Algérie : nouveau délai pour le rapatriement des recettes d’exportation
La Banque d’Algérie durcit les règles applicables au rapatriement des recettes issues des exportations hors hydrocarbures. Un nouveau règlement ramène à 120 jours maximum le délai dont disposent les exportateurs pour rapatrier les recettes en devises provenant de leurs ventes à l’étranger.
Ces nouvelles dispositions sont prévues par le règlement n° 26-02 du 23 juillet 2026, modifiant et complétant le règlement n° 07-01 du 3 février 2007 relatif aux transactions courantes avec l’étranger et aux comptes devises. Le texte a été publié au Journal officiel n° 58.
Un délai de rapatriement fixé à 120 jours
La nouvelle réglementation modifie l’article 61 du règlement de 2007. Elle précise désormais que le contrat d’exportation hors hydrocarbures peut être conclu au comptant ou à crédit.
Pour les opérations concernées, l’exportateur doit rapatrier les recettes provenant de l’exportation dans un délai n’excédant pas 120 jours, à compter de la date d’expédition pour les biens ou de la date de réalisation pour les services.
Cette nouvelle limite marque un changement important par rapport au dispositif précédent. Le règlement n° 2016-04 du 17 novembre 2016 permettait en effet un délai maximal de 360 jours à compter de l’expédition des marchandises ou de la réalisation des services.
Jusqu’à 180 jours sous condition d’assurance-crédit
La Banque d’Algérie prévoit toutefois une possibilité de paiement différé au-delà de 120 jours.
Lorsque le délai accordé par l’exportateur à son client non-résident dépasse 120 jours, l’opération peut aller jusqu’à 180 jours au maximum. Mais cette extension est soumise à une condition : l’exportation doit être préalablement couverte par une assurance-crédit à l’exportation, souscrite auprès de l’organisme national habilité.
Le délai de 180 jours constitue ainsi la limite absolue pouvant être accordée par un exportateur à son client étranger. Le délai de paiement doit en outre être explicitement mentionné dans le contrat commercial.
Le paiement déclenche le rapatriement des recettes
Le nouveau dispositif précise également que, quelle que soit la durée du crédit accordé, le rapatriement du produit de l’exportation doit intervenir le jour du paiement effectué par le client non-résident.
La réglementation établit donc une distinction entre le délai maximal autorisé pour le règlement commercial et l’obligation de rapatriement des recettes une fois le paiement effectué.
Un encadrement renforcé des exportations hors hydrocarbures
Cette évolution intervient dans un contexte où l’Algérie cherche à développer ses exportations hors hydrocarbures et à diversifier ses recettes extérieures.
En ramenant le délai général de rapatriement de 360 à 120 jours, la Banque d’Algérie renforce l’encadrement des flux en devises liés aux exportations.
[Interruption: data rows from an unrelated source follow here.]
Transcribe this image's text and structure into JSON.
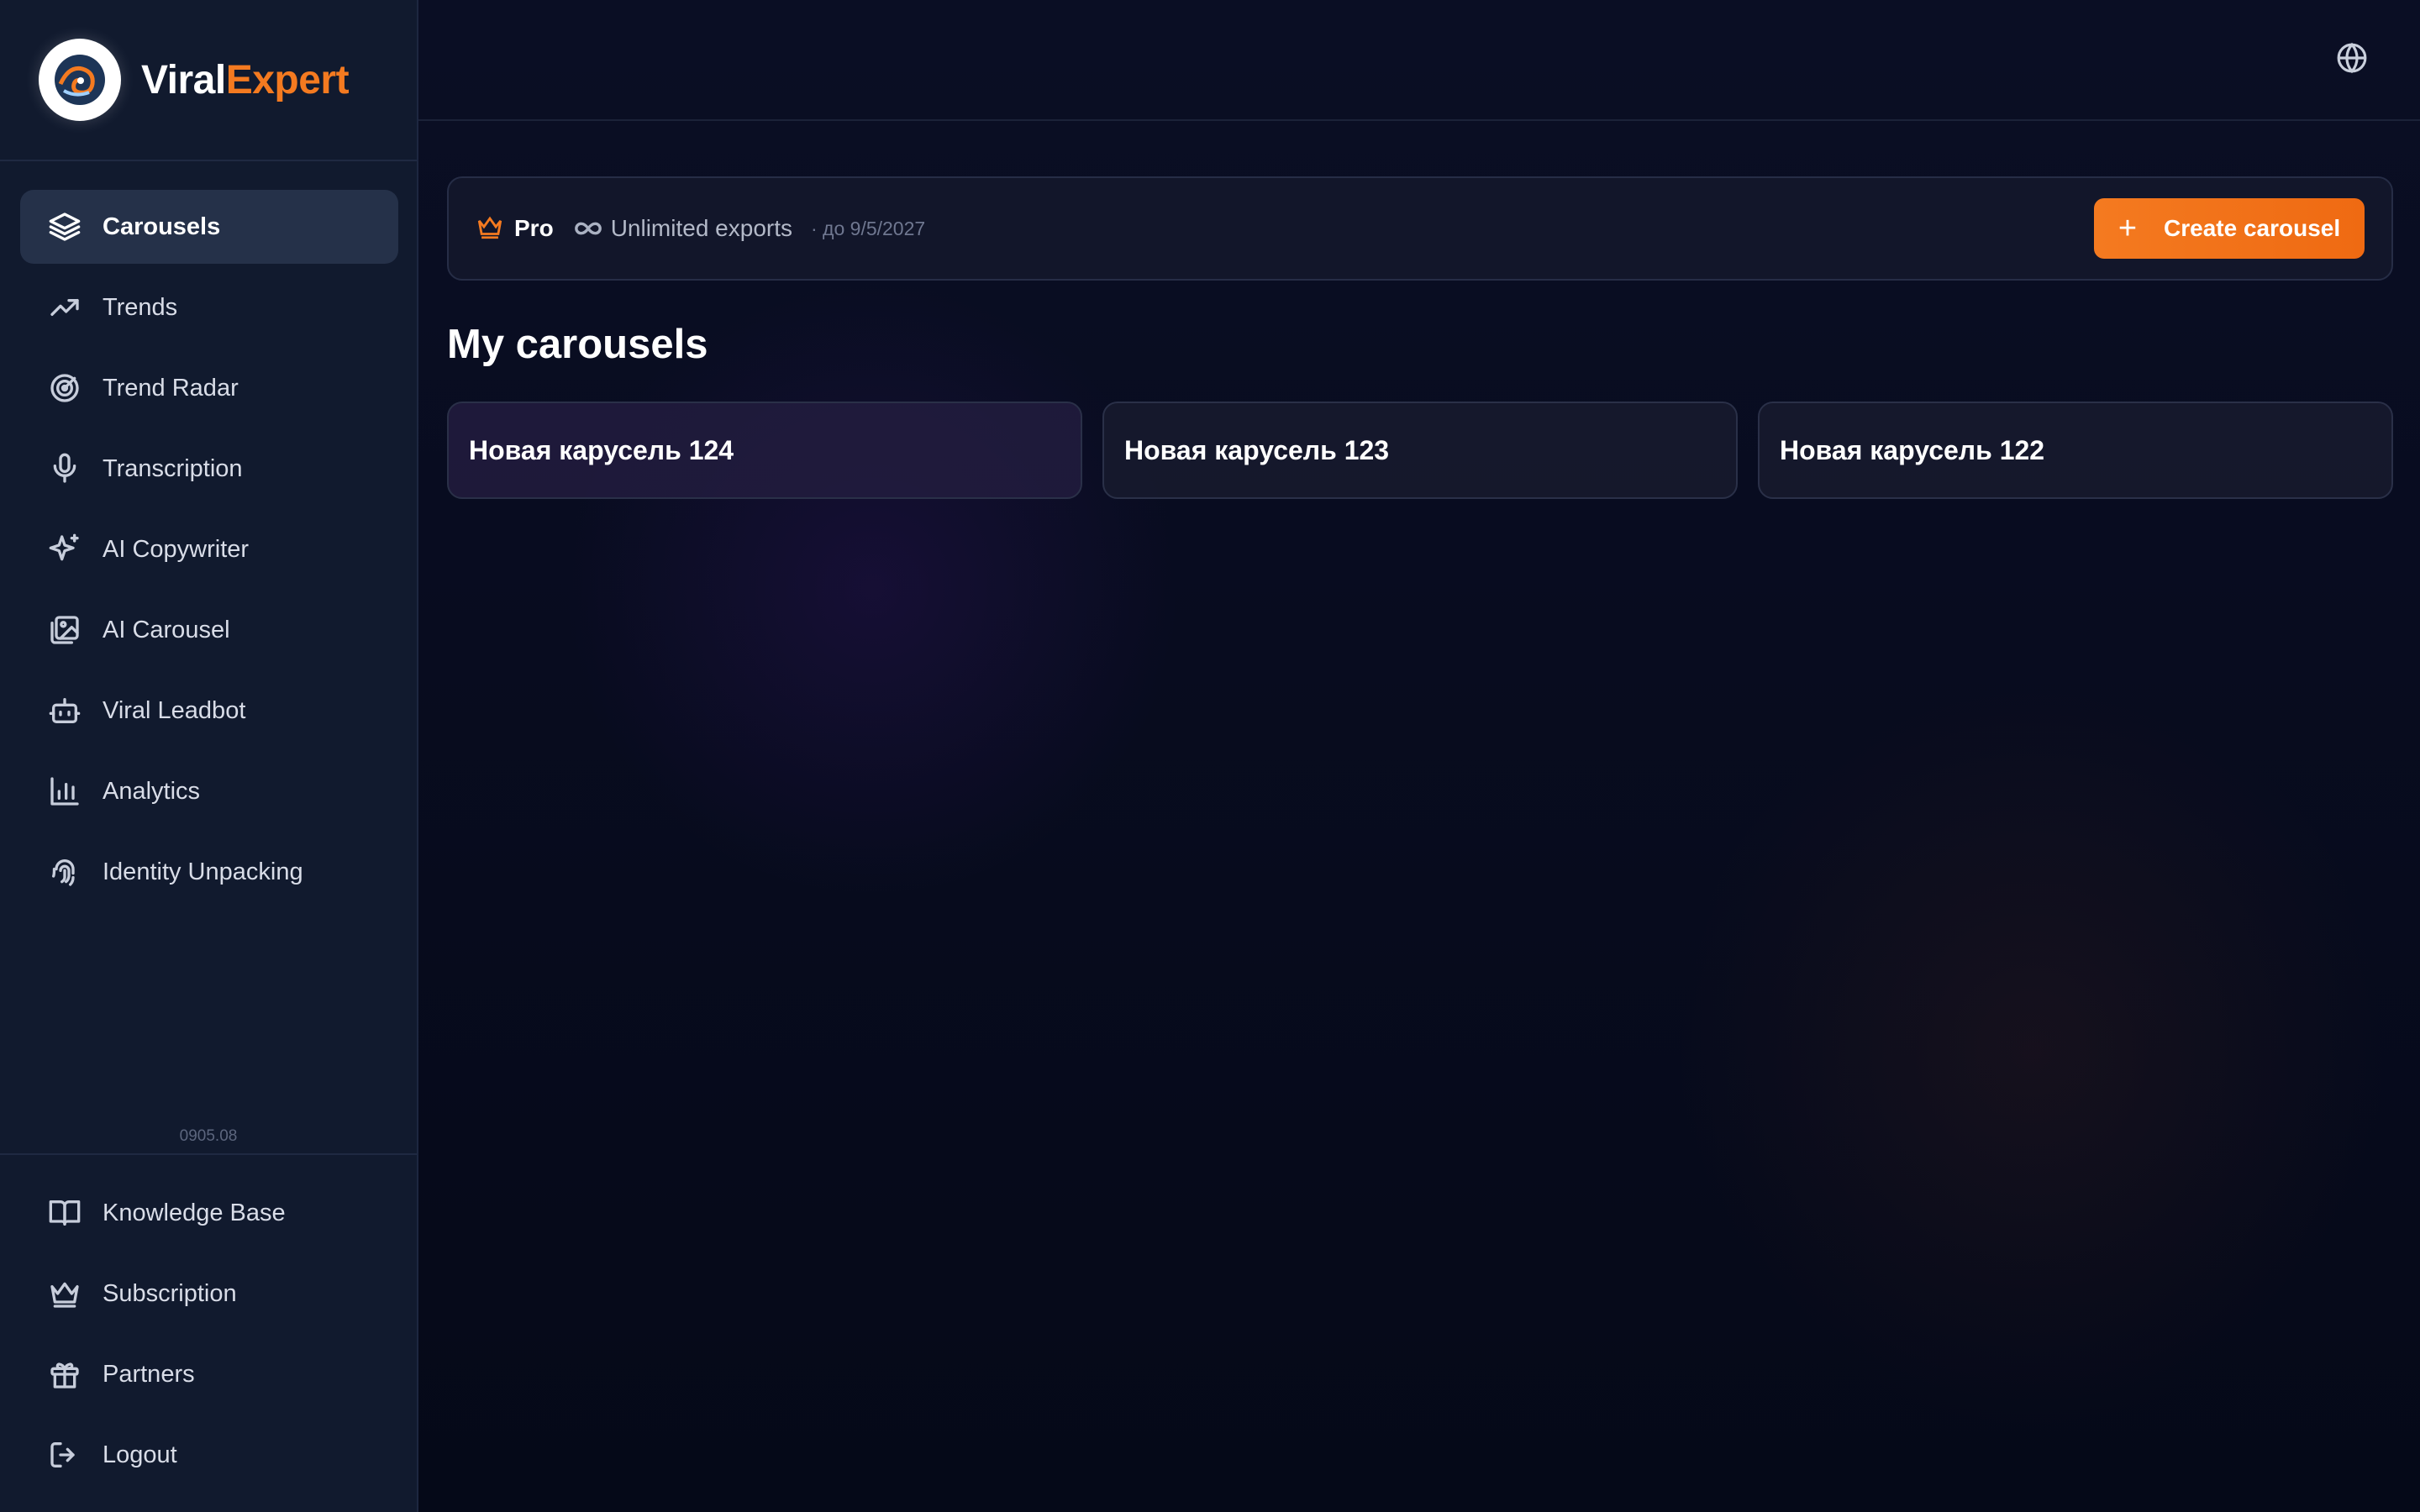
{
  "brand": {
    "name_part1": "Viral",
    "name_part2": "Expert",
    "accent_color": "#f47a20"
  },
  "sidebar": {
    "items": [
      {
        "label": "Carousels",
        "icon": "layers-icon",
        "active": true
      },
      {
        "label": "Trends",
        "icon": "trending-up-icon"
      },
      {
        "label": "Trend Radar",
        "icon": "radar-icon"
      },
      {
        "label": "Transcription",
        "icon": "microphone-icon"
      },
      {
        "label": "AI Copywriter",
        "icon": "sparkles-icon"
      },
      {
        "label": "AI Carousel",
        "icon": "images-icon"
      },
      {
        "label": "Viral Leadbot",
        "icon": "bot-icon"
      },
      {
        "label": "Analytics",
        "icon": "bar-chart-icon"
      },
      {
        "label": "Identity Unpacking",
        "icon": "fingerprint-icon"
      }
    ],
    "version": "0905.08",
    "bottom_items": [
      {
        "label": "Knowledge Base",
        "icon": "book-icon"
      },
      {
        "label": "Subscription",
        "icon": "crown-icon"
      },
      {
        "label": "Partners",
        "icon": "gift-icon"
      },
      {
        "label": "Logout",
        "icon": "logout-icon"
      }
    ]
  },
  "topbar": {
    "language_icon": "globe-icon"
  },
  "plan": {
    "name": "Pro",
    "feature": "Unlimited exports",
    "valid_until": "· до 9/5/2027",
    "create_button": "Create carousel"
  },
  "main": {
    "title": "My carousels",
    "carousels": [
      {
        "title": "Новая карусель 124"
      },
      {
        "title": "Новая карусель 123"
      },
      {
        "title": "Новая карусель 122"
      }
    ]
  }
}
Les entreprises exportatrices devront ainsi accorder une attention accrue aux conditions de paiement négociées avec leurs clients étrangers et au respect des nouvelles échéances réglementaires.
Le maintien d’une possibilité allant jusqu’à 180 jours, sous réserve de la souscription d’une assurance-crédit à l’exportation, permet néanmoins de conserver une certaine souplesse pour les opérations nécessitant des délais commerciaux plus longs.
Le délai standard de rapatriement passe désormais à 120 jours, tandis que le délai maximal peut atteindre 180 jours uniquement sous conditions, contre 360 jours auparavant.